Life would be so much different without a wall of worry in the way.
May is Mental Health Awareness Month, bringing attention to the one in five Americans who experiences a mental health condition. For many people, the overwhelming problem is constant worry — with some 42 million adults living with anxiety disorders, the National Alliance on Mental Illness estimates.
Amber Rae, a speaker and artist in New York, can relate.
“One day, I realized I had an invisible terrible someone inside my head shouting things at me all the time. I started to get curious about what that voice was and realized I was dealing with a lot of worry,” Rae, author of the new book, “Choose Wonder Over Worry: Move Beyond Fear and Doubt to Unlock Your Full Potential,” told TODAY.
“It was self-doubt, insecurity, fear, the inner critic and a lot of that inner mental noise.”
She was struck by a study cited by Dr. James Doty, a brain surgeon and founder of the Center for Compassion and Altruism Research and Education at Stanford University, that found the average person spends almost 80 percent of the time focused on regret about the past or anxiety about the future.
“It’s heart-breaking because you hear that and you think: Worry can cost us our life. So the question is what do we do about that?” Rae said.
She offered these tips:
Decide whether it’s useful or toxic worry
Worry isn’t necessarily bad — just know which kind you’re experiencing.
“What I’ve often found is when we’re worrying, we can’t decipher between what we can and cannot control … So the first step is to get clear on that,” Rae said.
Think of useful worry as an ally who is saying, “Pay attention to this. I’m trying to get your attention because this matters.” This is the kind of worry that pops up before an important meeting, decision or deadline to spur you to action.
Toxic worry is more about ruminating — those thoughts on an endless loop that paralyze and prevent people from taking action. This is the type of worry that has you asking: Am I good enough? Who am I to do this? What are they going to think of me? What if something bad happens?
Sort through your worries
• Take out a sheet of paper and write down everything you’re worried about: That way, the anxiety transforms from noise inside your head to something you can look at objectively, Rae advised.
• Go through every worry and circle what you can control.

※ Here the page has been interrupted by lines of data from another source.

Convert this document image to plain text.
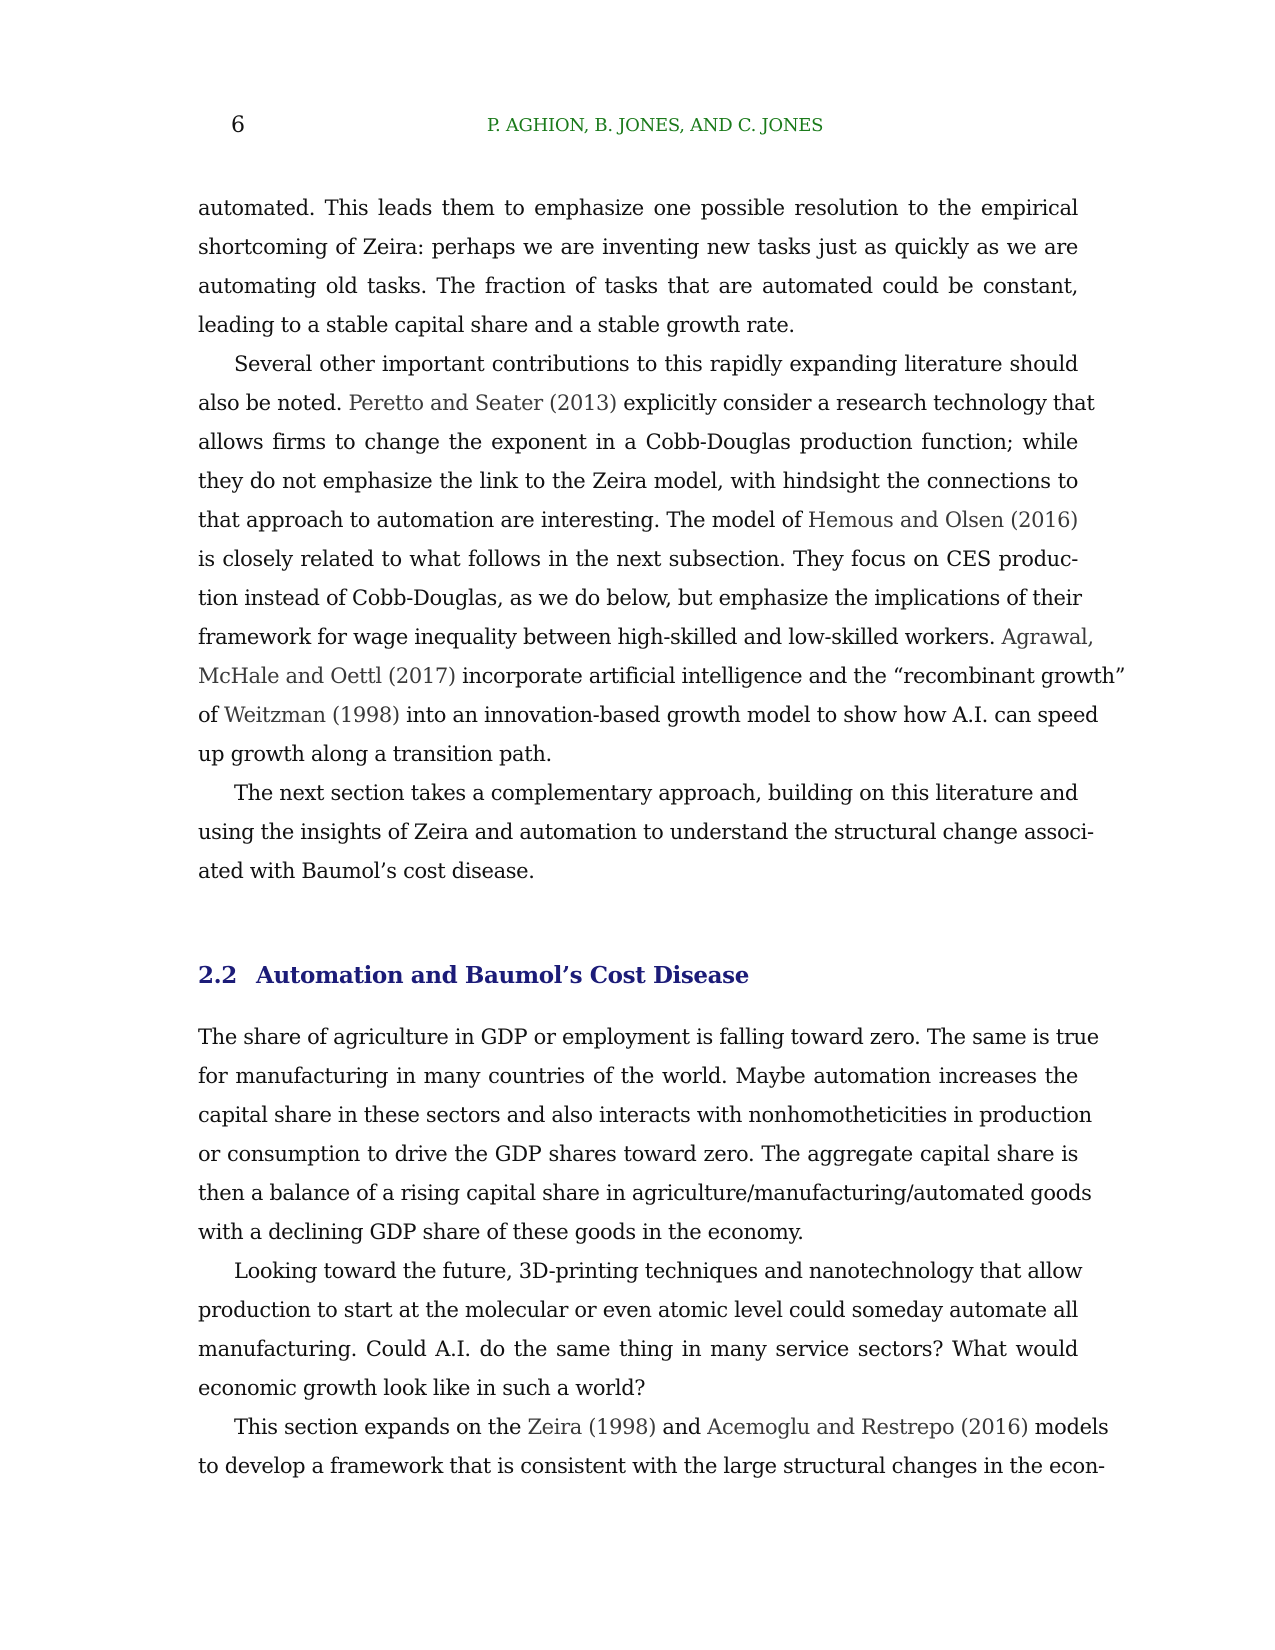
6	P. AGHION, B. JONES, AND C. JONES
automated. This leads them to emphasize one possible resolution to the empirical
shortcoming of Zeira: perhaps we are inventing new tasks just as quickly as we are
automating old tasks. The fraction of tasks that are automated could be constant,
leading to a stable capital share and a stable growth rate.
Several other important contributions to this rapidly expanding literature should
also be noted. Peretto and Seater (2013) explicitly consider a research technology that
allows firms to change the exponent in a Cobb-Douglas production function; while
they do not emphasize the link to the Zeira model, with hindsight the connections to
that approach to automation are interesting. The model of Hemous and Olsen (2016)
is closely related to what follows in the next subsection. They focus on CES produc-
tion instead of Cobb-Douglas, as we do below, but emphasize the implications of their
framework for wage inequality between high-skilled and low-skilled workers. Agrawal,
McHale and Oettl (2017) incorporate artificial intelligence and the “recombinant growth”
of Weitzman (1998) into an innovation-based growth model to show how A.I. can speed
up growth along a transition path.
The next section takes a complementary approach, building on this literature and
using the insights of Zeira and automation to understand the structural change associ-
ated with Baumol’s cost disease.
2.2 Automation and Baumol’s Cost Disease
The share of agriculture in GDP or employment is falling toward zero. The same is true
for manufacturing in many countries of the world. Maybe automation increases the
capital share in these sectors and also interacts with nonhomotheticities in production
or consumption to drive the GDP shares toward zero. The aggregate capital share is
then a balance of a rising capital share in agriculture/manufacturing/automated goods
with a declining GDP share of these goods in the economy.
Looking toward the future, 3D-printing techniques and nanotechnology that allow
production to start at the molecular or even atomic level could someday automate all
manufacturing. Could A.I. do the same thing in many service sectors? What would
economic growth look like in such a world?
This section expands on the Zeira (1998) and Acemoglu and Restrepo (2016) models
to develop a framework that is consistent with the large structural changes in the econ-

• Ask yourself: “What productive action can I take on this?” Then write down your action plan by each circle.
Don’t numb your negative feelings
Rae is an optimist, but she’s wary of being a "positivity-oholic": always grasping for the bright side to avoid considering what could go wrong.
Get to know your “uncomfortable messy feelings” and don’t immediately replace them with positive thoughts because negative emotions can offer wisdom, Rae advised.
When faced with fear or anxiety...
Rae recommends these three steps:
1. Name it: Label the feeling as vividly as possible to make it tangible. It could be “Ms. Perfectionist,” Fear, Anxiety or Anger.
2. Talk to it: Think of it as a character you can have a conversation with. When Rae is worried about how a project is going, she might say, “Hey Ms. Perfectionist, I see that you want this to be really good. What’s going on here? What important insight do you have?” These emotions are like children trying to get your attention: A dialogue can reveal what information they have, she said.
3. Make a request: You might say, “Hey Fear, I know this is really important to you and you’re a little freaked out, but we’re going to go do this. I need you to take a step back and give me a little space to see what’s possible.”
Realize that wonder and worry work together
If worry is the fear of what could go wrong, wonder is the curiosity of the unknown, Rae said. It applies to the possibilities in your life and career, but also to your inner emotional world: When worries arise, wonder what message they have for you, she advised.
Think of wonder and useful worry complementing each other.
“Wonder may have glorious ideas, visions and possibilities and dreams. But worry can really anchor those in preparation and deliberate action. ... They work together,” she said.